If you don't have insurance, you will not be getting an insurance confirmation from your carrier. States do not require auto insurance companies to provide a notice of coverage to the regulators, but they do require a notice when insurance is cancelled. Do you have any idea how many people simply lie on their tag renewals and list a false insurer when they don't want to pay for minimum auto coverage? Obviously, the state will never get a cancellation notice for something the driver never had in the first place.
How many additional IRS agents will be required to enforce the mandate and where will their pay come from? This whole mandate enforcement thing is going to be a cluster foobis of the first order.
The only thing that will change is we will have large new taxes on medical devices, drugs and insurance that will be passed through to inflate medical cost even further, and we will have a lot of 20-30 year olds whose insurance is now being paid for by parents that will become the burden of the taxpayer.
Obamacare will become another huge entitlement that does nothing to change cost drivers, in fact lights a fire under them.

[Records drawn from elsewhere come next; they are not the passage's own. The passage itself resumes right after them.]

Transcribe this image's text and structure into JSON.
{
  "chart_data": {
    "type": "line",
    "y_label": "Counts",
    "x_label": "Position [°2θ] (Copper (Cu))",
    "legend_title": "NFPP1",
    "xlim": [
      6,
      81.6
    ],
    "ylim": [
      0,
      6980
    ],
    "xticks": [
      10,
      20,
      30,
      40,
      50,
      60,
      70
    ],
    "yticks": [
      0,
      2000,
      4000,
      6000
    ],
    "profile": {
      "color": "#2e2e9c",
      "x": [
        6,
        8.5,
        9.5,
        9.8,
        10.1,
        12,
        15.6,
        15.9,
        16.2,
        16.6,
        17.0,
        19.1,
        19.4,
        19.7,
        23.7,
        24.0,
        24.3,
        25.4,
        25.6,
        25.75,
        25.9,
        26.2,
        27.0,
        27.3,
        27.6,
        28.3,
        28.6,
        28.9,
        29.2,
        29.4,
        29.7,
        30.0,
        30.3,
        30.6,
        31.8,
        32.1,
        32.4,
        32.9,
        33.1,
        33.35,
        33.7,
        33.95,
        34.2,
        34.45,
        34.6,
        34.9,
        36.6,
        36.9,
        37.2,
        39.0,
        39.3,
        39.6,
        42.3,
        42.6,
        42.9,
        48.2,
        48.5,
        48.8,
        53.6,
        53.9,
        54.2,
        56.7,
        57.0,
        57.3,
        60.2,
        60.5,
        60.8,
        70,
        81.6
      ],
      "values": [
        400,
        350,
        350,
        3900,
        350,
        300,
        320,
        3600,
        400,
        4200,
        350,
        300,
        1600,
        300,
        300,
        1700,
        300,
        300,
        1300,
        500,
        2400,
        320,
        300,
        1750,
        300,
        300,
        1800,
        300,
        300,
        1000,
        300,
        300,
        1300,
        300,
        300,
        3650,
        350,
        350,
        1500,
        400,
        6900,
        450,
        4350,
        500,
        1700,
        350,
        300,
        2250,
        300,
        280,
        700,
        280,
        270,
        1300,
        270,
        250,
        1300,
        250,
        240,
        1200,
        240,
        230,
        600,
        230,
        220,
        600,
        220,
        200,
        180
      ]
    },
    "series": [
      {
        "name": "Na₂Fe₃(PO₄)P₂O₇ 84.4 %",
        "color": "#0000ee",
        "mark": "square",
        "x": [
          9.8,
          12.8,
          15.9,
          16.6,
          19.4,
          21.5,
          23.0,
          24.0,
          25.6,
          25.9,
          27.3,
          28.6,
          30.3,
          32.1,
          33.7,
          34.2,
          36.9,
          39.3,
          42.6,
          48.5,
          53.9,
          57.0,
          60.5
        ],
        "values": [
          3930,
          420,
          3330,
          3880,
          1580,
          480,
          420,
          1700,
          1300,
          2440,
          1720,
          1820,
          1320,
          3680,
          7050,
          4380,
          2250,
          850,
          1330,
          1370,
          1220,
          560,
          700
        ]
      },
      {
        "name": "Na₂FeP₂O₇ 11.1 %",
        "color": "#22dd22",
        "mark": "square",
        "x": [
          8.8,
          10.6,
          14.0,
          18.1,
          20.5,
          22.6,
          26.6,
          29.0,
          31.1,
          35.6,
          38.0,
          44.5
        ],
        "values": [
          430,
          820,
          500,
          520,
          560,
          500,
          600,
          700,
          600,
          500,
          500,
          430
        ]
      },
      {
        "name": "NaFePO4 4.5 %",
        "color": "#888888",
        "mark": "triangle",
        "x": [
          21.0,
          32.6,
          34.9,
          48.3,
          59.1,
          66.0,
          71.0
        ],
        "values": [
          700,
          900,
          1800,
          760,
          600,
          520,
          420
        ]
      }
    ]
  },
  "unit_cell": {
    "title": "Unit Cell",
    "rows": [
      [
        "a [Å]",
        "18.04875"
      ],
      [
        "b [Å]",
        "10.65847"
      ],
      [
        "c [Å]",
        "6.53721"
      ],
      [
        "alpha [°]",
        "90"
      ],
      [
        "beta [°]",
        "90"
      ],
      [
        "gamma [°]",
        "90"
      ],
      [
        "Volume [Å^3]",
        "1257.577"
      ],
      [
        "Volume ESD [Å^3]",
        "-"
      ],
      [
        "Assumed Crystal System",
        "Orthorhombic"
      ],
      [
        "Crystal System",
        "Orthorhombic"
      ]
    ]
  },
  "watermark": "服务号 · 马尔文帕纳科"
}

Sure the US would probably behave similarly to Massachusetts if the national health care law was identical to the Mass health reform law, but it's not even close.
It's not to burn uninsured people, it's to protect insured people from getting burned by those who refuse to take care of themselves....when they have the means.
Uninsured ER charges are far less than insurance billings. Try consulting an uninsured ER patient and checking. The difference between an insured billing and an uninsured's charge can be as high as 65%. Common sense should indicate avoiding middleman insurance processing costs reduces cost of service. No insurance has zero relation to Medicaid--contracts and otherwise. That's why it's termed no insurance, which means, er, none. Zero. Zip. There is private insurance, there is Medicaid/Medicare, then there is no insurance. Get your head out of your statistics, however sourced, which by your conclusions, are flawed, and and try doing bona fide research. Unless, of course, the intent is to mislead by asserting flawed conclusions, rather than inform. A caveat willfully overlooked is there is upwards of 30 million uninsured, who know your assertions are bunk.
There's got to be something seriously wrong with this picture.
A Democratic President faced with a Republican Congress that refuses to allow the IRS to take civil actions to collect from people who fail to pay the penalty tax for not getting health insurance still has the power to instruct the Department of Justice Tax Division to make prosecution of willful failure to pay cases a priority.
Some people still couldn't be able to afford care and they'd be reliant on charity or out of luck but for everyone else prices would go way down.
Nope it's a side show. Just as the GOP not expanding Medicaid is a joke. If hospitals, clinics and doctors continue to be required to treat ever more unisured, they'll close or go bankrupt. Or raise prices for the insured, which will lead to ever larger premium increases for less care for the insured.
States like Vermont that go Medicare for all and use ALL the available money from the Federal Gov. will lower the premiums by broadening the base of paying customers.
The end result is that those states with quality and affordable medical infrastrurcture will attract the high paying quality jobs and those that don't the lower paying ones.
Does that mean that the ACA should not have been attempted? People have waited decades for SOMETHING in the way of healthcare reform, and every year, premium rates have been going up and up, so that coverage became more and more unaffordable for more and more people...a really sweet setup for insurance companies, but not such a good deal for us.
The longer we had to wait for something to be done, the less of a chance there was of something actually being done. Now that it IS actually done, we can put it into effect, and start working the "bugs" out of it...just like we did with Social Security and Medicare.
I don't think the mandate is the most efficient way to deal with costs, but there's no point in misrepresenting its role.